78 ülke temsilcisi, oluşturulan bu yeni inisiyatifin başarısının organize edilen toplantı ya da yayımlanan rapor ve bildirilerin sayısı ile değil, somut eylem ve değişimi odağına alan koordineli ve kapsamlı çalışmaların hayata geçirilmesi ile ölçülebileceğini ifade etmiştir. Bu çerçevede, Türkiye Birleşmiş Milletler Daimi Temsilci Vekili Bilge Koçyiğit’in konuşmasında ifade ettiği “her ne kadar zorlu bir yol olsa da toplumsal cinsiyet temelli şiddetin ortadan kaldırılmasına ilişkin çabalarımızı güçlendirmek için kararlıyız” vurgusu önemlidir.

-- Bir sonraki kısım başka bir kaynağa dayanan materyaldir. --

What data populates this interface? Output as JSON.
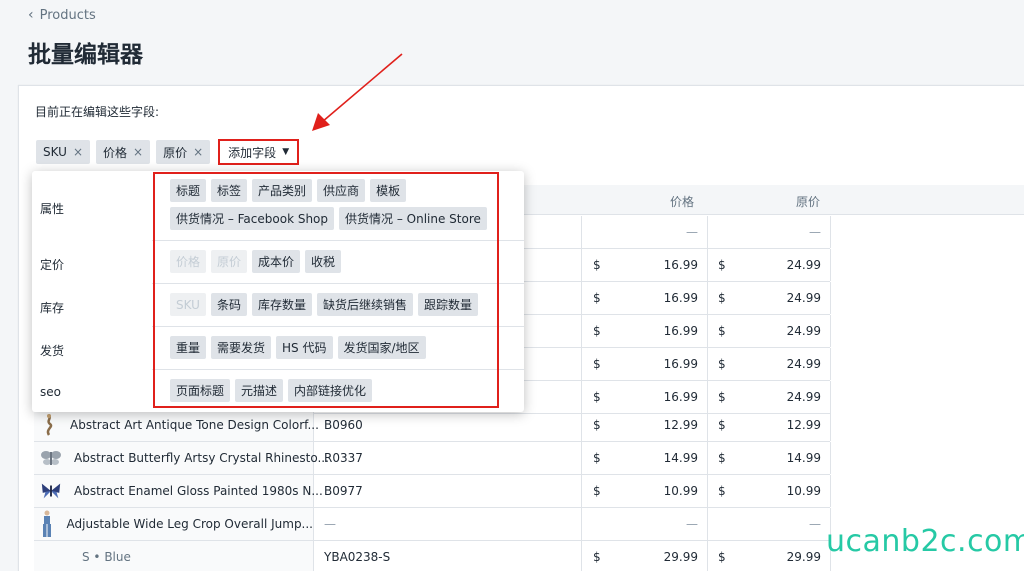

Türkiye’nin toplumsal cinsiyet temelli şiddetin ortadan kaldırılmasına ilişkin uluslararası alanda göstermiş olduğu bu niyet ve adımlar oldukça kıymetlidir. Ancak bu amaca ülke çapında da toplumsal cinsiyet eşitsizliğini ortadan kaldırmaya yönelik bütüncül bir yaklaşım ve etkin politikalar olmadan erişilemez. Toplumsal cinsiyet eşitliğinin sağlanması ve kadınlara ve kız çocuklarına yönelik şiddetin sona ermesinin en önemli yollarından biri, kapsamlı ve bütünlüklü politikaların hayata geçirilmesidir ve bu ancak feminist ve LGBTİ+ örgütleri başta olmak üzere bağımsız sivil toplum örgütlerinin bütün bu süreçlere etkin ve aktif katılımıyla mümkün olabilir. Toplumsal cinsiyet temelli şiddet ve kadın ve kız çocuklarına yönelik ev içi şiddetin ortadan kaldırılmasını amaçlayan, hazırlanmasında Türkiye’nin de bilfiil yer aldığı İstanbul Sözleşmesi’nin en üst seviyeden tartışmaya açıldığı; kadınların, kız çocuklarının ve LGBTİ+’ların Anayasa ile güvence altına alınmış eşit yurttaşlık haklarına saldırıların arkasının kesilmediği 2020 senesini geride bıraktığımız bugünlerde, uluslararası alanda verilen  bu taahhütlerin, kağıt üzerinde kalmaması ve Türkiye’deki hukuki ve idari mekanizmalarda da olumlu değişikliklere yol açması için BM Dostluk Grubu’nu Türkiye’de ve dünyada kadınların kazanılmış haklarının korunması, iyileştirilmesi ve toplumsal cinsiyet eşitliğini sağlamaya yönelik çalışmalar yapmaya çağırıyoruz. Koalisyonun çalışmalarının takipçisi olacağımızı kamuoyuna duyururuz.

Bu bilgi notu Kadının İnsan Hakları Derneği tarafından hazırlanmış, Pekin+25 Kadın Platformu tarafından desteklenmiştir.

[1] Spotlight Initiative, Avrupa Birliği ve BM arasında oluşturulmuş, 2030’a kadar kadınlara ve kız çocuklarına karşı tüm şiddet türlerini ortadan kaldırmayı amaçlayan küresel bir iş birliği kuruluşudur.

[2] BM Dostluk Grubu BM üyesi ülkelerin belli konular veya durumlarla etrafında belli hedef ve sonuçları elde etmek üzere kurdukları koalisyonlardır.